Menurut Vegetius, Tower ( "Tour" - dari Turres ambulatorie Latin) dibagi menjadi tiga tingkatan. Lantai dasar ditempati pendobrak, jembatan gantung kedua dengan pagar anyaman, dan akhirnya, pada ketiga - sebuah platform untuk pemanah dan pelempar tombak. Menara ini, tergantung pada medan dan ketinggian tembok kota bisa mencapai 15 atau bahkan 27 meter.
lembar desain melapisi besi atau kulit dan kain perca selimut dari bahan non-mudah terbakar. Ketika menara mencapai tembok kota yang terkepung, jembatan dari lantai dua dinominasikan, memungkinkan tentara untuk pergi ke gedung kota.

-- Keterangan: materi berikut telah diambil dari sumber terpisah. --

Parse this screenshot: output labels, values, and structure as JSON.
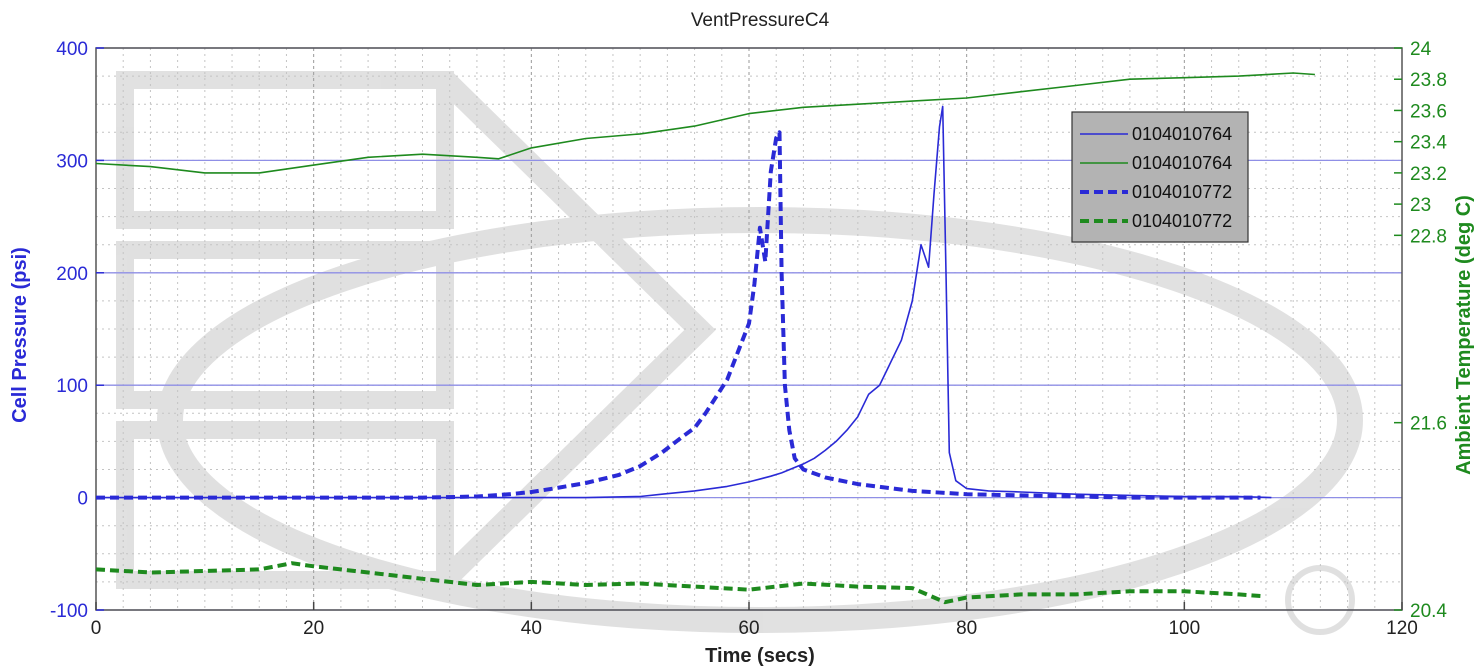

Sebuah benteng di Abad Pertengahan
Terlepas dari kenyataan bahwa peradaban kuno akhirnya meninggalkan panggung sejarah, prestasi mereka di bidang peralatan militer terus digunakan pada Abad Pertengahan. mesin pengepungan, termasuk menara penyerangan digunakan untuk blokade kedua kota dan kastil abad pertengahan. desain dan taktik mereka menggunakan sejak zaman kuno tidak berubah.
Sama seperti sebelumnya, pada Abad Pertengahan mereka dibangun dari kayu, dilapisi kuda atau lembu menyembunyikan. Di bagian atas menara adalah pemanah dan pemanah, dan ketapel kadang-kadang kecil. Lantai bawah diduduki oleh ram dengan ujung besi atau bor, yang mengguncang dinding pasangan bata.
Pengepungan kastil abad pertengahan
Pekerjaan persiapan yang mendahului penyerbuan benteng atau kota, menuntut banyak waktu dan uang. Juga disimpan itu tidak aktif. Seringkali mereka telah membuat forays di bawah penutup dari malam ke kamp musuh untuk menghancurkan bangunan pengepungan, termasuk menara kayu.
Menyerbu benteng dengan tangga adalah alat pertama yang digunakan pengepung. Jika tidak berhasil, maka transisi ke blokade panjang dan dibawa ke dalam bermain benteng. Memindahkan mereka dengan menggunakan derek dekat dengan dinding benteng. Dalam kasus penyerangan hasil manuver yang sukses dapat dianggap sebagai dipecahkan.